A land that time forgot feels pretty nice these days.

I woke to light snowfall, and the snow-topped Pueblo Mts. outside my window.

After coffee, I got dressed and headed back to the junction to top off the gas tank and get some warm breakfast. As I left, a young man was walking into the restaurant. He was the first person I’ve seen wearing a mask, at all. I was so startled I shouted, “Hey! Take off that mask!” He said, I think, a muffled ‘What?’ and I said “Nobody wears them around here!” but he was already taking it off, and said with a smile, ‘Thank you!’

We then turned off the highway on a 50 mile cutoff of slippery dirt road. The mountains ahead were only dark shadows behind snow flurries, and I was nervous. But it was really a twisty river valley strung with water meadows that popped vivid green by the snowy desert mountainsides. I came upon the abandoned stone house in the featured photo and was struck with the craftsmanship. I spent ten minutes on a Luddite fantasy of how I could retire there and maybe write something. Getting out of Janet to take the photo, the scent of fresh, wet sage was powerful.

Passing Whitehorse Ranch, in an open and deserted area, I kept seeing horse droppings. Looking around, I spotted a herd of wild mustangs! Pulled over and watched, through binoculars, as the stallion bunched the mares up and made them trot a little way. Why, I’m not sure.

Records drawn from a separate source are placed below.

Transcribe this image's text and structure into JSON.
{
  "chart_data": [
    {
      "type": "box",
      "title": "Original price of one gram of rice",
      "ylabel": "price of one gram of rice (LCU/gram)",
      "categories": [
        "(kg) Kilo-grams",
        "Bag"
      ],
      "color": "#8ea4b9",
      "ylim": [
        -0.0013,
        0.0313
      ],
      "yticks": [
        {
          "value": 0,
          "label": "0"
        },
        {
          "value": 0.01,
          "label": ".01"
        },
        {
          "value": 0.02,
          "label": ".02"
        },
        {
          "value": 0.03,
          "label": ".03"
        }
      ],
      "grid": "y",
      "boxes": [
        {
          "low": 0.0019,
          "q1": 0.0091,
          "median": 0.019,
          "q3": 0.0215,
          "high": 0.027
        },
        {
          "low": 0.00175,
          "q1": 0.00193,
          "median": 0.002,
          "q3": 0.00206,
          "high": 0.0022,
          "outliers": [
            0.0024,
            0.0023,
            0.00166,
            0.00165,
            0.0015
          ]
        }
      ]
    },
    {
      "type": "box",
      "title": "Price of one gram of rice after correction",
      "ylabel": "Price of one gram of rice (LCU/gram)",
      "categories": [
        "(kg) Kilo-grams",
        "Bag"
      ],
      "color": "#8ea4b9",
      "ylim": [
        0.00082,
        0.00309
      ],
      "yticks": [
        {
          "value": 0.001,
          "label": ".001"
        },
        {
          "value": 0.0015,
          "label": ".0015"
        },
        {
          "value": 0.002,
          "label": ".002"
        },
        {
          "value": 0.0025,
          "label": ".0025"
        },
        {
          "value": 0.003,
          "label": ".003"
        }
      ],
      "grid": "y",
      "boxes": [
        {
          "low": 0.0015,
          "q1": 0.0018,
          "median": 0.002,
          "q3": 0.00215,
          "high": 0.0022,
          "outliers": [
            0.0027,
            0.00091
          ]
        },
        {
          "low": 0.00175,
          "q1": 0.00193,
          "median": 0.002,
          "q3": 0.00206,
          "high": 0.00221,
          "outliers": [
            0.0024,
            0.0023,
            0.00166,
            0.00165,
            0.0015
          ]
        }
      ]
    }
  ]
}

Came out on a relatively busy highway and angled northeast. I saw a herd of Pronghorn antelope near the road. I think they looked right through the windshield at me, because when I sat up tall and exclaimed, they all turned and flashed their little white butts, and ran off.

Last stop in Oregon was Jordan Valley, an old Basque settlement that time clearly forgot. Those men hand-built themselves a huge wall of golden stone for playing pelota, their  national game. Is it still used? Anachronistically,  the Sinclair gas station has not updated their mascot, nor their bathroom fixtures.  They also expected me to pump my own gas, even though we were still in Oregon. Had to get used to it sometime.

In Idaho, the Boise/Nampa/Meridian sprawl showed new prosperity along I-84. I felt kind of depressed at the bright chain restaurants and tracts of new homes. At Mountain Home, I got off for gas at a Chevron, and sure enough, one checker was mask free completely,  the other had a mask, and another had one, but pulled down under her nose. A lot of customers had masks on, but some of us didn’t. Why?

Afterwards, I watched a young man walking from his car, taking out and fastening on a crisp blue and white paper mask. As he got close, I rolled down my window and asked him what the rules were in Idaho. He said it depends on the business you go into. I asked him why he put one on, and he said “Well my mom had it, so…” To be kind, I nodded gravely and said “So she takes it very seriously?” He nodded, and I could only see his pretty, dark and almond-shaped Mexican eyes, but they looked sad and worried.

Maybe the more prosperous the area, the more you’re scared not to wear a mask. Maybe that says it all.

Anyway, nobody here in Shoshone, Idaho is wearing one, and the lady was very nice and said I can park by her trailer to feel safe. And so we were.